“We have no authority to discuss the preliminaries of peace voted by the Assembly at Bordeaux.
“The member of the Central Committee, Delegate for Foreign Affairs.
“(Signed) PASCHAL GROUSSET.”
It was very logical of you, Monsieur Grousset, to avow that you had no authority to discuss the preliminaries of peace voted by the Assembly. What right had you then to substitute yourselves for it? He did not, however, thus remain midway in his diplomatic career, for after the election of the Commune he thought it his duty to address the following letter to the German authorities:—
“COMMUNE OF PARIS.
“To the Commander-in-chief of the 3rd Corps.

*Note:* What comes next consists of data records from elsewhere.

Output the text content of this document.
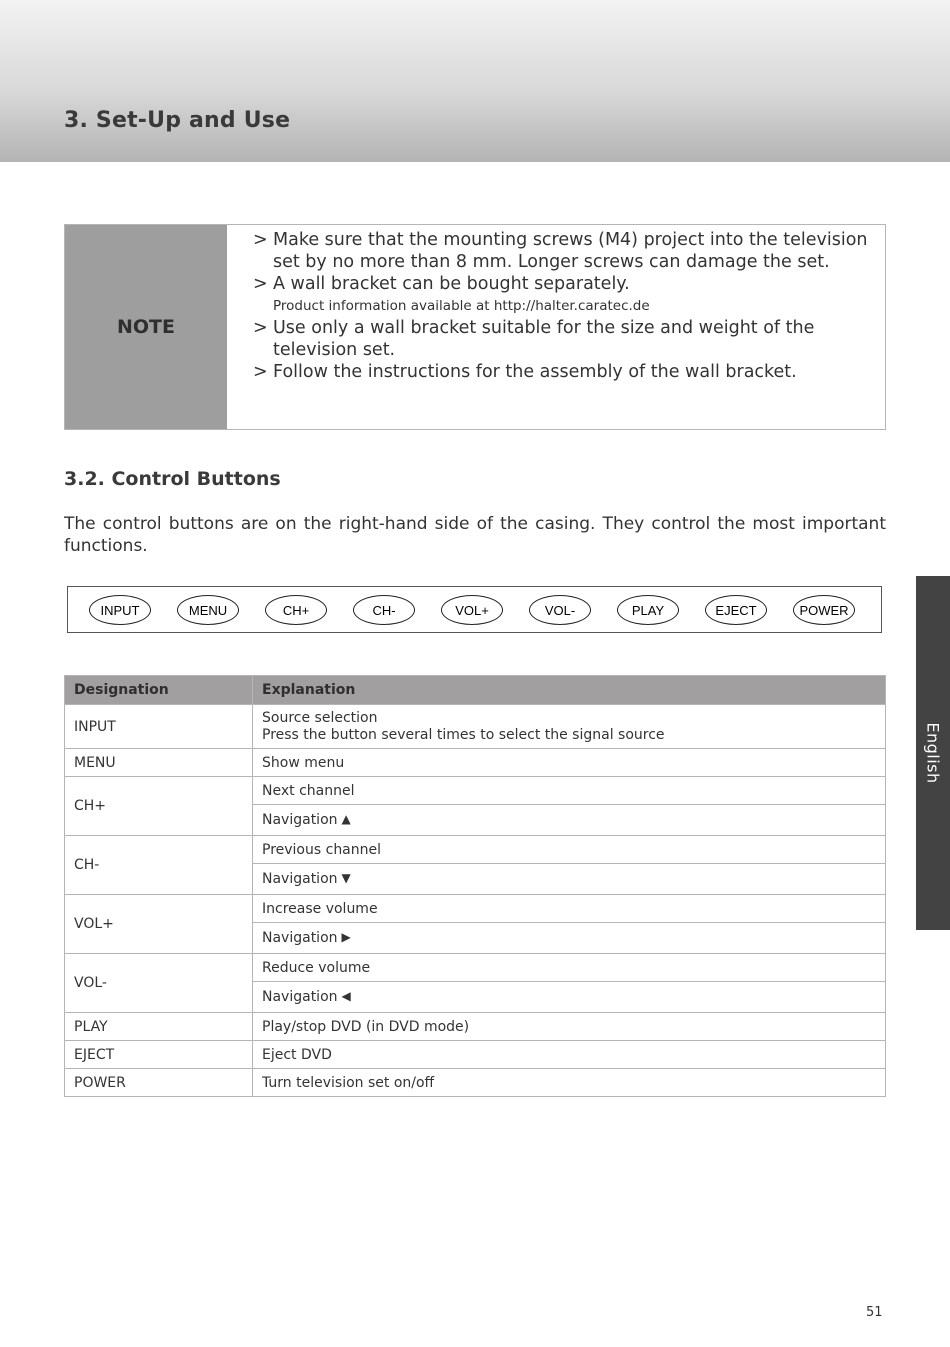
3. Set-Up and Use
NOTE
> Make sure that the mounting screws (M4) project into the television set by no more than 8 mm. Longer screws can damage the set.
> A wall bracket can be bought separately.
Product information available at http://halter.caratec.de
> Use only a wall bracket suitable for the size and weight of the television set.
> Follow the instructions for the assembly of the wall bracket.
3.2. Control Buttons

The control buttons are on the right-hand side of the casing. They control the most important functions.

INPUT	MENU	CH+	CH-	VOL+	VOL-	PLAY	EJECT	POWER
Designation	Explanation
INPUT	Source selection
Press the button several times to select the signal source

MENU	Show menu
CH+	Next channel
	Navigation ▲
CH-	Previous channel
	Navigation ▼
VOL+	Increase volume
	Navigation ▶
VOL-	Reduce volume
	Navigation ◀
PLAY	Play/stop DVD (in DVD mode)
EJECT	Eject DVD
POWER	Turn television set on/off
English
51
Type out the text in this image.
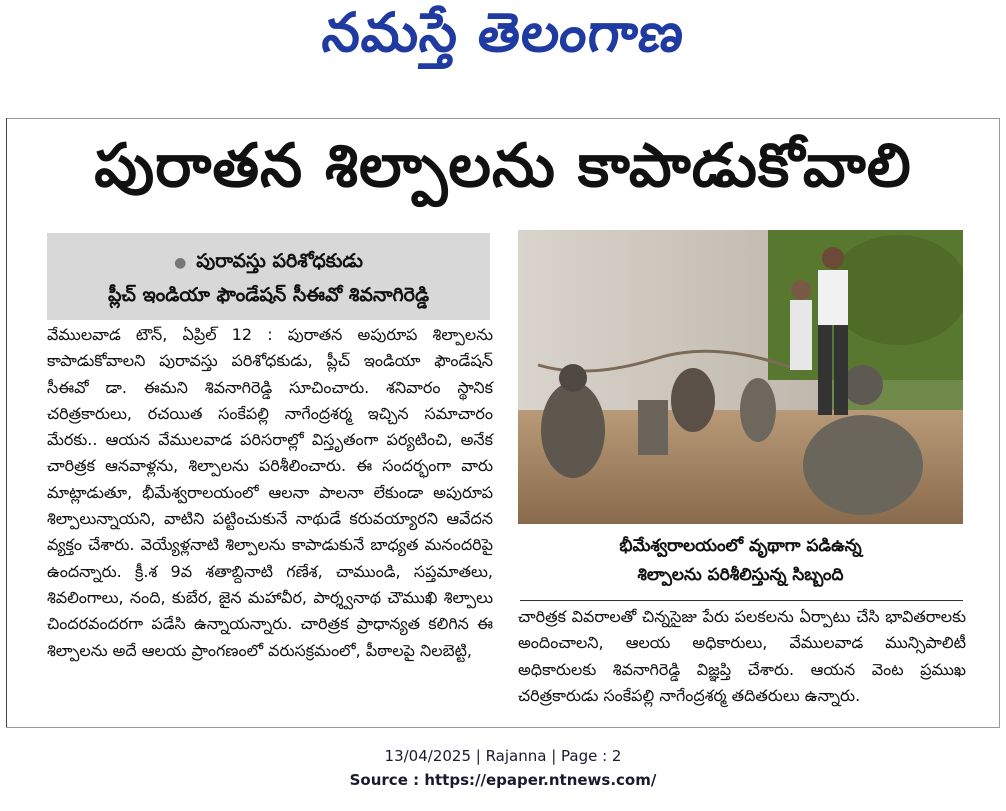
నమస్తే తెలంగాణ
పురాతన శిల్పాలను కాపాడుకోవాలి
● పురావస్తు పరిశోధకుడు
ప్లీచ్ ఇండియా ఫౌండేషన్ సీఈవో శివనాగిరెడ్డి

వేములవాడ టౌన్, ఏప్రిల్ 12 : పురాతన అపురూప శిల్పాలను కాపాడుకోవాలని పురావస్తు పరిశోధకుడు, ప్లీచ్ ఇండియా ఫౌండేషన్ సీఈవో డా. ఈమని శివనాగిరెడ్డి సూచించారు. శనివారం స్థానిక చరిత్రకారులు, రచయిత సంకేపల్లి నాగేంద్రశర్మ ఇచ్చిన సమాచారం మేరకు.. ఆయన వేములవాడ పరిసరాల్లో విస్తృతంగా పర్యటించి, అనేక చారిత్రక ఆనవాళ్లను, శిల్పాలను పరిశీలించారు. ఈ సందర్భంగా వారు మాట్లాడుతూ, భీమేశ్వరాలయంలో ఆలనా పాలనా లేకుండా అపురూప శిల్పాలున్నాయని, వాటిని పట్టించుకునే నాథుడే కరువయ్యారని ఆవేదన వ్యక్తం చేశారు. వెయ్యేళ్లనాటి శిల్పాలను కాపాడుకునే బాధ్యత మనందరిపై ఉందన్నారు. క్రీ.శ 9వ శతాబ్దినాటి గణేశ, చాముండి, సప్తమాతలు, శివలింగాలు, నంది, కుబేర, జైన మహావీర, పార్శ్వనాథ చౌముఖి శిల్పాలు చిందరవందరగా పడేసి ఉన్నాయన్నారు. చారిత్రక ప్రాధాన్యత కలిగిన ఈ శిల్పాలను అదే ఆలయ ప్రాంగణంలో వరుసక్రమంలో, పీఠాలపై నిలబెట్టి,

భీమేశ్వరాలయంలో వృథాగా పడిఉన్న
శిల్పాలను పరిశీలిస్తున్న సిబ్బంది

చారిత్రక వివరాలతో చిన్నసైజు పేరు పలకలను ఏర్పాటు చేసి భావితరాలకు అందించాలని, ఆలయ అధికారులు, వేములవాడ మున్సిపాలిటీ అధికారులకు శివనాగిరెడ్డి విజ్ఞప్తి చేశారు. ఆయన వెంట ప్రముఖ చరిత్రకారుడు సంకేపల్లి నాగేంద్రశర్మ తదితరులు ఉన్నారు.

13/04/2025 | Rajanna | Page : 2
Source : https://epaper.ntnews.com/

“The delegate of the Commune of Paris for Foreign Affairs has the honour to address to you the following observations:—
“The city of Paris, like the rest of France, is interested in the observance of the conditions of peace concluded with Prussia; she has therefore a right to know how the treaty will be executed. I beg you, in consequence, to have the goodness to inform me if the Government of Versailles has made the first payment of five hundred millions, and if in consequence of such payment, the chiefs of the German army have fixed the date for the evacuation of the part of the territory of the department of the Seine, and also of the forts which form an integral portion of the territory of the Commune of Paris.
“I shall be much obliged, General, if you will be good enough to enlighten me in this respect.
“The Delegate for Foreign Affairs,
“(Signed) PASCHAL GROUSSET.”
The German general did not think fit, as far as we know, to send any answer to the above.
IV. (Page 88.)
There are certain legendary names which when spoken or remembered evoke a second image and raise a double personality, Castor implies Pollux; Ninos, Euryalus; Damon, Pythias. An inferior species of union connects Saint Anthony with his pig, Roland with his mare, and the infinitely more modern Gambon with his historic cow. He was “the village Hampden” of the Empire. By withstanding the tyranny of Caesar’s tax-gatherer and refusing to pay the imperial rates, he obtained a popularity upon which he existed until the Commune gave him power. His history is brief. About a year before the fall of the Second Empire, he declared that he would pay no more taxes imposed by the Government. Thereupon, all his realizable property, consisting of one cow, was seized by the authorities and sold for the benefit of the State. This procured him the commiseration of the entire party of irreconciliables. A subscription was opened in the columns of the Marseillaise to replace the sequestrated animal, and “La vache a Gambon”—“Gambon’s cow”—became a derisive party cry. Gambon had been a deputy in 1848, and when the Commune came into power took a constant though not remarkable part in its deliberations. He was appointed member of the Delegation of Justice on the twentieth of April.